In the present era of neoliberalism, the contradiction between accumulation of capital and its unrestricted movement must be understood with respect to that very alienation of the productive capital and finance capital, which has been augmented to an unprecedented degree by the futuristic production and the trading of ‘security’ regarding business contracts. Presently, the notional amount of the ‘derivative trading’ including Dollar-Euro-Pound-Yen equals a more than 500% of the total GDP of those currency zones; which within the time limit of its contract maturity, if cannot appropriate equal amount of share of the total surplus labour as their profit, “in proportion to capital”, “in proportion to strength”, from the global production and sell, will inevitably cause extensive economic recession. But, while in 1990 the GDP share of USA, Britain, France, Germany and Japan was 58.6% of the net global production price and the labour expended was only 12.2% (a clear indication of how much surplus profit they appropriated!), after the 25 years of neoliberalism, even though their labour share decreased by 2.4%, the share of their production price has decreased by 17.7%. How else can such imbalances between price and labour be resolved without repartitioning the apportionment of world in the ambit of capitalism? And what else can be the way to such resolves at urgency other than wars?

However, in the current neoliberal era with extensively spread trans-national companies, especially when 72 of the world’s top 100 non-financial trans-national companies have a more than 50% assets in the foreign countries, the present strategy of the imperialist countries is to avoid ‘direct war’ amongst themselves. Rather, ‘indirect wars’ in the ‘third places’ is more preferable. And they are walking in that roadmap. Unfortunately China-India-Russia have joined USA-Britain-Germany-France-Japan in their heinous quest of repartitioning the world amongst themselves. Gradually, hundreds of other countries are participating in it. And numerous Afghan-Kurd-Somali-Iraqi-Mexican-Palestinian-Libyan-Syrian people are paying the cost at expense of their lives. Needless to say, numerous people of our country and Pakistan will also have to pay the same cost.

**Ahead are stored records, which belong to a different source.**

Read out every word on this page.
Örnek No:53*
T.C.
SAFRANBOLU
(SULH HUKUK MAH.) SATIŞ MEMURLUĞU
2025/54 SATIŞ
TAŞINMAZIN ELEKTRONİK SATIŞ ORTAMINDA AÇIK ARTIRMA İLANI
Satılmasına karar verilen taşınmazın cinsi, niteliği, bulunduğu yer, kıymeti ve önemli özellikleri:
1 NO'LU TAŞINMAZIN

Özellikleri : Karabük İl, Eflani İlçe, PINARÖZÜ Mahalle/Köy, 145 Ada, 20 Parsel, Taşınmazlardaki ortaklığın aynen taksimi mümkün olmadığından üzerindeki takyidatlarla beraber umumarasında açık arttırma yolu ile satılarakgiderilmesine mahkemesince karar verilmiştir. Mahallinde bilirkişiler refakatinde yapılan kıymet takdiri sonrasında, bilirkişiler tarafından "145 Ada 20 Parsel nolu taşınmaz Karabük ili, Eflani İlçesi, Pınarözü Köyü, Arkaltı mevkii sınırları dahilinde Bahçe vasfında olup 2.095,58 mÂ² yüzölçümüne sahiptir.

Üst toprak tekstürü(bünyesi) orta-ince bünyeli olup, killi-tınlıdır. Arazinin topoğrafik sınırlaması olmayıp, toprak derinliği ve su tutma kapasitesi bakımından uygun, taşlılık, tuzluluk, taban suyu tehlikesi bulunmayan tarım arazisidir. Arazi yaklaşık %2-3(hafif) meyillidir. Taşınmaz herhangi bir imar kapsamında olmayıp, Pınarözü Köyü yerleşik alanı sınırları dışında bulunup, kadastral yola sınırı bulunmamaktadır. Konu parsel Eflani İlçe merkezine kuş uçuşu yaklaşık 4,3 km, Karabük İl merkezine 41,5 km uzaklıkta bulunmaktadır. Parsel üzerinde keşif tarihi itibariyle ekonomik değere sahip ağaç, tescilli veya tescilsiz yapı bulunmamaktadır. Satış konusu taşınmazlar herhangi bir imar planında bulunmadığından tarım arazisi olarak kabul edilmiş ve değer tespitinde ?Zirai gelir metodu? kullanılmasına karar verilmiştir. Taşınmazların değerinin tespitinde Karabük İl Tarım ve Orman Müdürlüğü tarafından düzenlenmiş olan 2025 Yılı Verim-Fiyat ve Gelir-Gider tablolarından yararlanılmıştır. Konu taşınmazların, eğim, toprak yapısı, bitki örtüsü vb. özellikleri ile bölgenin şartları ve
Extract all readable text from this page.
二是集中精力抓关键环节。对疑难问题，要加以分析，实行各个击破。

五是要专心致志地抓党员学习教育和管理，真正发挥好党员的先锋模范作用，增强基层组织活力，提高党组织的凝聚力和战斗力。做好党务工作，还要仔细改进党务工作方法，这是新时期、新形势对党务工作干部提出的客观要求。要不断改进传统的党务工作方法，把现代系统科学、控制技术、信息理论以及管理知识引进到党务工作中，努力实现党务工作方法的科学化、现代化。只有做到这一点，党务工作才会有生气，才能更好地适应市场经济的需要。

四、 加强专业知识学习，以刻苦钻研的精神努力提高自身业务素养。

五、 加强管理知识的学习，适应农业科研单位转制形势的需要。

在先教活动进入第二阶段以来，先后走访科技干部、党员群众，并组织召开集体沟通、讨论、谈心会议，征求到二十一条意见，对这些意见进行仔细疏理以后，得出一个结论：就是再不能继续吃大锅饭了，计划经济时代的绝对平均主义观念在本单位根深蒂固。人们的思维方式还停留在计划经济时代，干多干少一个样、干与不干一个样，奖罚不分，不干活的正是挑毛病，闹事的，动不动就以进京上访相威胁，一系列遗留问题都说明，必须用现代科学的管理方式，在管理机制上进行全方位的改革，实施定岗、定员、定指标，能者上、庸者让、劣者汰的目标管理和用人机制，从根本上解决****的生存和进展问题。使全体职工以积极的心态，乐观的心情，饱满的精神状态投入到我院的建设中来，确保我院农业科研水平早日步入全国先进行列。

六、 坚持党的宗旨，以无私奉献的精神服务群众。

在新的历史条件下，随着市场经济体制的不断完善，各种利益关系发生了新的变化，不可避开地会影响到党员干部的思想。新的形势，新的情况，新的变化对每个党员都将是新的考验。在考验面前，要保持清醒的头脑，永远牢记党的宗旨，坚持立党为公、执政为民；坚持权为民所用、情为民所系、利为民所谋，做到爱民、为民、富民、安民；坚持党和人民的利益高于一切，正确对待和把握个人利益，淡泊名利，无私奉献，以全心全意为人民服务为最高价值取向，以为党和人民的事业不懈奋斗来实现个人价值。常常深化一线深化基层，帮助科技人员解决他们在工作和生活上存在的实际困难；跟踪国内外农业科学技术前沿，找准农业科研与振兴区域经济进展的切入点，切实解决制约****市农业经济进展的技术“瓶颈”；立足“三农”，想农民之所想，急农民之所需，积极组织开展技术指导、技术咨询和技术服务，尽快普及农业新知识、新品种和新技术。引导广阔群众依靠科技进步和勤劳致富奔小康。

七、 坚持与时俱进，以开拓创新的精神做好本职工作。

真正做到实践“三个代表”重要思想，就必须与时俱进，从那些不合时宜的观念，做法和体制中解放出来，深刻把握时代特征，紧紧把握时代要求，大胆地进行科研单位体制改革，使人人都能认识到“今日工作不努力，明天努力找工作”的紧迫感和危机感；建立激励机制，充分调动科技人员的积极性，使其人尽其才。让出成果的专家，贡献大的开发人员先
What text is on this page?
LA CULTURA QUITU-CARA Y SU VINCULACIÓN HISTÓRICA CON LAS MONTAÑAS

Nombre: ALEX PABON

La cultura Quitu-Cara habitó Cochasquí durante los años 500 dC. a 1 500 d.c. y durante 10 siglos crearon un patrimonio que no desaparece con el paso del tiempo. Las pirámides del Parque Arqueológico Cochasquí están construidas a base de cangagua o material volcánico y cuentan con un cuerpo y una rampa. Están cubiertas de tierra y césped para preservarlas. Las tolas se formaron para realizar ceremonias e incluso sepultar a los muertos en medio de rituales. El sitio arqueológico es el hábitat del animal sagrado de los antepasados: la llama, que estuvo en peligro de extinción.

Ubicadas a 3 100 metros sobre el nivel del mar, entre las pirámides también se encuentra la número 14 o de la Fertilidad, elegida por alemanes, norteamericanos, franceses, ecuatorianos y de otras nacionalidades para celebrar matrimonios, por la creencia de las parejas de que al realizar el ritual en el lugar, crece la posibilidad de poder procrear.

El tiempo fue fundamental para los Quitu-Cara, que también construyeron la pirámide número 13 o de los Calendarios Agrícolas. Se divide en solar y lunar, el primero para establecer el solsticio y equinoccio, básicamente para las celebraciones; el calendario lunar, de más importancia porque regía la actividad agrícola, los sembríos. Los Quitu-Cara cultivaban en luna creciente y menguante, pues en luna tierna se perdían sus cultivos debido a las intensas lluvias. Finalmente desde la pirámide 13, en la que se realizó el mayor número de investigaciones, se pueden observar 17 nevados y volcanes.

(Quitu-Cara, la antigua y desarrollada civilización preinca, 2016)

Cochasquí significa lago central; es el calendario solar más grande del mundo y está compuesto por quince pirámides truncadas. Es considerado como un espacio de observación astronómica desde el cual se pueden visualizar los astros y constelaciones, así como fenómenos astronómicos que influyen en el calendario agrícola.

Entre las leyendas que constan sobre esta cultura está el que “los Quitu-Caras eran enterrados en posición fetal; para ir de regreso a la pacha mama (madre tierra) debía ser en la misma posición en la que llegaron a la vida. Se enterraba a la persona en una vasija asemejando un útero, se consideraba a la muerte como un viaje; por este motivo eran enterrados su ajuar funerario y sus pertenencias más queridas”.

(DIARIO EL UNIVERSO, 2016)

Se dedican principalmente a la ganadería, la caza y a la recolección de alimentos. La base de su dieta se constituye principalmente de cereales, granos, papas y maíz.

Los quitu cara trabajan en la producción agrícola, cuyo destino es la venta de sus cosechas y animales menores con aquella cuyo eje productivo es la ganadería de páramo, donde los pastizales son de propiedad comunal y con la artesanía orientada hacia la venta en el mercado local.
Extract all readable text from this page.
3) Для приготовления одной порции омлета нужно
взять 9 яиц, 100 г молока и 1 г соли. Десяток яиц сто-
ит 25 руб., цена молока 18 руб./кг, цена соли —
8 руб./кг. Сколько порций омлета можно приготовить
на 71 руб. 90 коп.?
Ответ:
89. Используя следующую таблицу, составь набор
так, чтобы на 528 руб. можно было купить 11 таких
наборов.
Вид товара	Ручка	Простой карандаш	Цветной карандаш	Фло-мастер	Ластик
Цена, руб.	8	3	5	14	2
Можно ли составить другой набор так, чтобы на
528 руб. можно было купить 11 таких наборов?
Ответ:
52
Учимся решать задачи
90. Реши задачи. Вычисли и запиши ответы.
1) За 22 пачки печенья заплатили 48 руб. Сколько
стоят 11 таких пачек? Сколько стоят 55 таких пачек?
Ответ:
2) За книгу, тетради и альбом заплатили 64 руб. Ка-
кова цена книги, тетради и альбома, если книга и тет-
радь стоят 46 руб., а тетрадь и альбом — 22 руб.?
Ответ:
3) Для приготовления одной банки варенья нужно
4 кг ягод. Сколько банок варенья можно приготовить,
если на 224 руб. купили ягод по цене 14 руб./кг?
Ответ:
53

In general, it can be said that neoliberalism has opened the branches of imperialism in the countries and has literally ‘globalized’ it. The ‘monopoly capital, oligarchy of finance capital, and uneven development of capital’, which the age of imperialism exhibits globally, is being manifested in the present era of neoliberalism as such a ‘micro-lithography’ in each of the various corners of most of the countries. Today, even the cities of the developing countries in comparison to its surroundings seem to be the counterpart of the US or Europe. Therefore, the crisis of capitalism is indeed a global phenomenon. Along with capital, its crisis has also crossed the national borders. It is active in creating war situations in different countries, however, at the same time is also accelerating the possibility of proletarian revolution unwillingly. To this has been added the unprecedented crisis of natural environment. Repeated production in newer forms evidently means that, more swift the production, more swift is its ‘use and throw’ resulting in the depletion of natural ‘resources’ of production on the one hand and overflow of its ‘bin’ on the other. Alongside the unprecedented global warming and climate changes have brought in a serious crisis before the entire human civilization. In course of historical development of class struggle, we have reached a completely new turn. In this situation, whether socialist revolution will be successful, will entirely depend upon if the correct path is found out by scientific development of Marxism-Leninism by the actual revolutionary class — the working class.